Just When You Think You Got it Right - the fight over Stanbroke

There have been recent reports in the news media concerning a court case involving the Menegazzo Family over the estate of their parents, Peter and Angela Menegazzo. Before his death, Mr Menegazzo was reportedly an extremely private person who rarely gave media interviews so the publicity generated by the recent court stoush is probably unwanted by his children. But it remains that there are some salient lessons that might be learnt from these court proceedings.

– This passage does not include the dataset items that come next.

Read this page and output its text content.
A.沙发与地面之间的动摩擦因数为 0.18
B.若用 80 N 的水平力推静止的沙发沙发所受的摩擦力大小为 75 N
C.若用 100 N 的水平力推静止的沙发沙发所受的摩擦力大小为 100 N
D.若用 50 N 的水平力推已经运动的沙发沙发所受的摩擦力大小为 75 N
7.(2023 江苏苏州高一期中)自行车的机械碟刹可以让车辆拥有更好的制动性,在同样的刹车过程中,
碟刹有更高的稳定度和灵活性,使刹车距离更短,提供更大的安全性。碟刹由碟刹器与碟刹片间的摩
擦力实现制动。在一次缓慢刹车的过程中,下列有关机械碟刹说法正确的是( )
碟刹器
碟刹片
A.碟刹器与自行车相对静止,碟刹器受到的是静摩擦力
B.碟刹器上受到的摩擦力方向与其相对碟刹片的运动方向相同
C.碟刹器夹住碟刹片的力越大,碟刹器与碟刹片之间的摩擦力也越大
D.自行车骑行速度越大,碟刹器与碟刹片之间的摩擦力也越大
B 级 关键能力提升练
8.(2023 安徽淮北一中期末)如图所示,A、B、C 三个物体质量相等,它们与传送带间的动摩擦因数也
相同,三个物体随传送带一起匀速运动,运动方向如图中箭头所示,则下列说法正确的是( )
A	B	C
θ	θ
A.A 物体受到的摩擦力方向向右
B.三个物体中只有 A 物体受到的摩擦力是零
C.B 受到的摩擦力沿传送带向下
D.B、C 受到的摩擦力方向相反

Mr Menegazzo Snr had been a very successful fruit and vegetable grower, when in 2003, two years before his death, he acquired an interest in Stanbroke Pastoral Company along with the founder of Hungry Jacks, Jack Cowin and Grazier, Peter Hughes in what was then the largest rural transaction in Australia’s history. When he bought out his partners about a year later he became one of Australia’s largest land holders and the third biggest cattle owner with a herd of approximately half a million cattle. When he and his wife were tragically killed in 2005 their four children inherited in equal shares, their parents’ deceased estate which comprised eight properties within the Stanbroke Property Group, valued at $330million.

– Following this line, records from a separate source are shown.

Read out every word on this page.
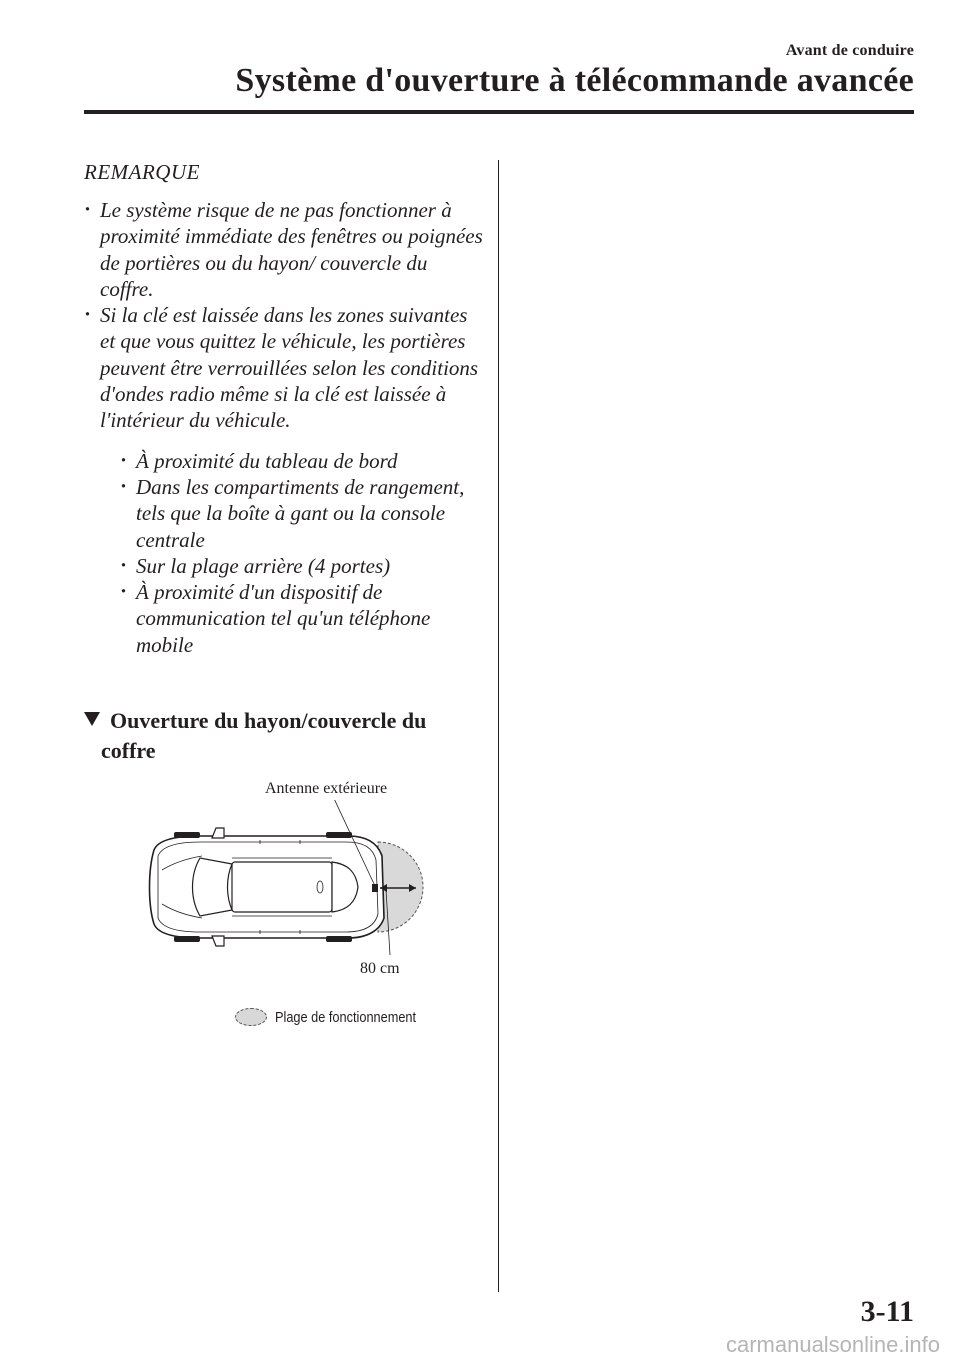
Avant de conduire
Système d'ouverture à télécommande avancée
REMARQUE
· Le système risque de ne pas fonctionner à proximité immédiate des fenêtres ou poignées de portières ou du hayon/ couvercle du coffre.
· Si la clé est laissée dans les zones suivantes et que vous quittez le véhicule, les portières peuvent être verrouillées selon les conditions d'ondes radio même si la clé est laissée à l'intérieur du véhicule.
· À proximité du tableau de bord
· Dans les compartiments de rangement, tels que la boîte à gant ou la console centrale
· Sur la plage arrière (4 portes)
· À proximité d'un dispositif de communication tel qu'un téléphone mobile
Ouverture du hayon/couvercle du
coffre
Antenne extérieure
80 cm
Plage de fonctionnement
3-11
carmanualsonline.info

The case that came before the courts in April 2015 involved an application for summary judgment by one of the defendants. The law firm that acted for one of the children and the decision of the court found that the arguments of negligence against the law firm could not be sustained and the firm was discharged as a defendant to the proceedings.

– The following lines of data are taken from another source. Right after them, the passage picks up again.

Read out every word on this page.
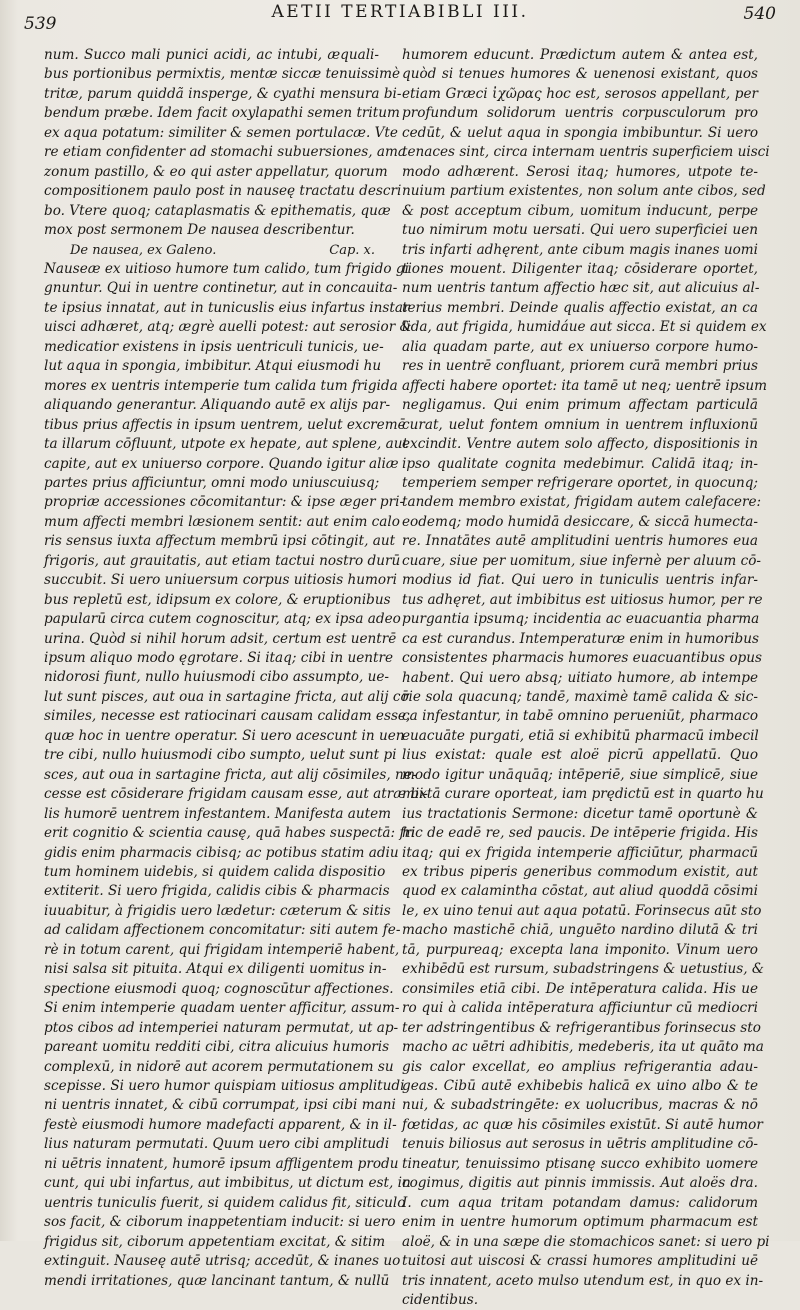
539
AETII TERTIABIBLI III.	540
num. Succo mali punici acidi, ac intubi, æquali-
bus portionibus permixtis, mentæ siccæ tenuissimè
tritæ, parum quiddã insperge, & cyathi mensura bi-
bendum præbe. Idem facit oxylapathi semen tritum
ex aqua potatum: similiter & semen portulacæ. Vte
re etiam confidenter ad stomachi subuersiones, ama
zonum pastillo, & eo qui aster appellatur, quorum
compositionem paulo post in nauseę tractatu descri
bo. Vtere quoq; cataplasmatis & epithematis, quæ
mox post sermonem De nausea describentur.
De nausea, ex Galeno.	Cap. x.
Nauseæ ex uitioso humore tum calido, tum frigido gi
gnuntur. Qui in uentre continetur, aut in concauita-
te ipsius innatat, aut in tunicuslis eius infartus instar
uisci adhæret, atq; ægrè auelli potest: aut serosior &
medicatior existens in ipsis uentriculi tunicis, ue-
lut aqua in spongia, imbibitur. Atqui eiusmodi hu
mores ex uentris intemperie tum calida tum frigida
aliquando generantur. Aliquando autē ex alijs par-
tibus prius affectis in ipsum uentrem, uelut excremē
ta illarum cōfluunt, utpote ex hepate, aut splene, aut
capite, aut ex uniuerso corpore. Quando igitur aliæ
partes prius afficiuntur, omni modo uniuscuiusq;
propriæ accessiones cōcomitantur: & ipse æger pri-
mum affecti membri læsionem sentit: aut enim calo
ris sensus iuxta affectum membrū ipsi cōtingit, aut
frigoris, aut grauitatis, aut etiam tactui nostro durū
succubit. Si uero uniuersum corpus uitiosis humori
bus repletū est, idipsum ex colore, & eruptionibus
papularū circa cutem cognoscitur, atq; ex ipsa adeo
urina. Quòd si nihil horum adsit, certum est uentrē
ipsum aliquo modo ęgrotare. Si itaq; cibi in uentre
nidorosi fiunt, nullo huiusmodi cibo assumpto, ue-
lut sunt pisces, aut oua in sartagine fricta, aut alij cō
similes, necesse est ratiocinari causam calidam esse,
quæ hoc in uentre operatur. Si uero acescunt in uen
tre cibi, nullo huiusmodi cibo sumpto, uelut sunt pi
sces, aut oua in sartagine fricta, aut alij cōsimiles, ne-
cesse est cōsiderare frigidam causam esse, aut atræ bi-
lis humorē uentrem infestantem. Manifesta autem
erit cognitio & scientia causę, quā habes suspectā: fri
gidis enim pharmacis cibisq; ac potibus statim adiu
tum hominem uidebis, si quidem calida dispositio
extiterit. Si uero frigida, calidis cibis & pharmacis
iuuabitur, à frigidis uero lædetur: cæterum & sitis
ad calidam affectionem concomitatur: siti autem fe-
rè in totum carent, qui frigidam intemperiē habent,
nisi salsa sit pituita. Atqui ex diligenti uomitus in-
spectione eiusmodi quoq; cognoscūtur affectiones.
Si enim intemperie quadam uenter afficitur, assum-
ptos cibos ad intemperiei naturam permutat, ut ap-
pareant uomitu redditi cibi, citra alicuius humoris
complexū, in nidorē aut acorem permutationem su
scepisse. Si uero humor quispiam uitiosus amplitudi
ni uentris innatet, & cibū corrumpat, ipsi cibi mani
festè eiusmodi humore madefacti apparent, & in il-
lius naturam permutati. Quum uero cibi amplitudi
ni uētris innatent, humorē ipsum affligentem produ
cunt, qui ubi infartus, aut imbibitus, ut dictum est, in
uentris tuniculis fuerit, si quidem calidus fit, siticulo
sos facit, & ciborum inappetentiam inducit: si uero
frigidus sit, ciborum appetentiam excitat, & sitim
extinguit. Nauseę autē utrisq; accedūt, & inanes uo
mendi irritationes, quæ lancinant tantum, & nullū
humorem educunt. Prædictum autem & antea est,
quòd si tenues humores & uenenosi existant, quos
etiam Græci ἰχῶρας hoc est, serosos appellant, per
profundum solidorum uentris corpusculorum pro
cedūt, & uelut aqua in spongia imbibuntur. Si uero
tenaces sint, circa internam uentris superficiem uisci
modo adhærent. Serosi itaq; humores, utpote te-
nuium partium existentes, non solum ante cibos, sed
& post acceptum cibum, uomitum inducunt, perpe
tuo nimirum motu uersati. Qui uero superficiei uen
tris infarti adhęrent, ante cibum magis inanes uomi
tiones mouent. Diligenter itaq; cōsiderare oportet,
num uentris tantum affectio hæc sit, aut alicuius al-
terius membri. Deinde qualis affectio existat, an ca
lida, aut frigida, humidáue aut sicca. Et si quidem ex
alia quadam parte, aut ex uniuerso corpore humo-
res in uentrē confluant, priorem curā membri prius
affecti habere oportet: ita tamē ut neq; uentrē ipsum
negligamus. Qui enim primum affectam particulā
curat, uelut fontem omnium in uentrem influxionū
excindit. Ventre autem solo affecto, dispositionis in
ipso qualitate cognita medebimur. Calidā itaq; in-
temperiem semper refrigerare oportet, in quocunq;
tandem membro existat, frigidam autem calefacere:
eodemq; modo humidā desiccare, & siccā humecta-
re. Innatātes autē amplitudini uentris humores eua
cuare, siue per uomitum, siue infernè per aluum cō-
modius id fiat. Qui uero in tuniculis uentris infar-
tus adhęret, aut imbibitus est uitiosus humor, per re
purgantia ipsumq; incidentia ac euacuantia pharma
ca est curandus. Intemperaturæ enim in humoribus
consistentes pharmacis humores euacuantibus opus
habent. Qui uero absq; uitiato humore, ab intempe
rie sola quacunq; tandē, maximè tamē calida & sic-
ca infestantur, in tabē omnino perueniūt, pharmaco
euacuāte purgati, etiā si exhibitū pharmacū imbecil
lius existat: quale est aloë picrū appellatū. Quo
modo igitur unāquāq; intēperiē, siue simplicē, siue
mixtā curare oporteat, iam prędictū est in quarto hu
ius tractationis Sermone: dicetur tamē oportunè &
hic de eadē re, sed paucis. De intēperie frigida. His
itaq; qui ex frigida intemperie afficiūtur, pharmacū
ex tribus piperis generibus commodum existit, aut
quod ex calamintha cōstat, aut aliud quoddā cōsimi
le, ex uino tenui aut aqua potatū. Forinsecus aūt sto
macho mastichē chiā, unguēto nardino dilutā & tri
tā, purpureaq; excepta lana imponito. Vinum uero
exhibēdū est rursum, subadstringens & uetustius, &
consimiles etiā cibi. De intēperatura calida. His ue
ro qui à calida intēperatura afficiuntur cū mediocri
ter adstringentibus & refrigerantibus forinsecus sto
macho ac uētri adhibitis, medeberis, ita ut quāto ma
gis calor excellat, eo amplius refrigerantia adau-
geas. Cibū autē exhibebis halicā ex uino albo & te
nui, & subadstringēte: ex uolucribus, macras & nō
fœtidas, ac quæ his cōsimiles existūt. Si autē humor
tenuis biliosus aut serosus in uētris amplitudine cō-
tineatur, tenuissimo ptisanę succo exhibito uomere
cogimus, digitis aut pinnis immissis. Aut aloës dra.
I. cum aqua tritam potandam damus: calidorum
enim in uentre humorum optimum pharmacum est
aloë, & in una sæpe die stomachicos sanet: si uero pi
tuitosi aut uiscosi & crassi humores amplitudini uē
tris innatent, aceto mulso utendum est, in quo ex in-
cidentibus.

While the arguments about whether that law firm was negligent or not may be of little interest to most, there are two important estate planning issues that arise from this case as follows:

  • The wills of the parents seem to have been a simple and equal split of the deceased estate amongst all of the children, which allowed for the children to then negotiate the exit of one of them for an agreed value. In hindsight, given the court action that has followed, maybe a simple split was not the best option. A deceased estate of this value might have been better served by a testamentary trust with stipulated rules and formulas on how the children beneficiaries might be entitled to redeem any claim they might hope to make against the capital of the trust.
  • In this case the plaintiff was one of the sons of the deceased who claimed that he had been deceived by his siblings, not revealing that they had entered into a side agreement and that the valuations of the estate property did not take into account the tax benefits from this side agreement, and as a consequence of this and the valuation errors, he suffered a loss of $40million in his exit payment negotiated between the four children. The lesson therefore, is to consider at the time of making your will, the part that valuations might play in the administration of your deceased estate, particularly where there might be difficult challenges to valuing the assets, as would have occurred in this case.

While there is a large amount of money in dispute, the case that will now continue between the remaining parties relies on mostly technical arguments as to whether there was an error in valuations or any deceit of the plaintiff by his other siblings, but there may still be further lessons to learn from the outcome.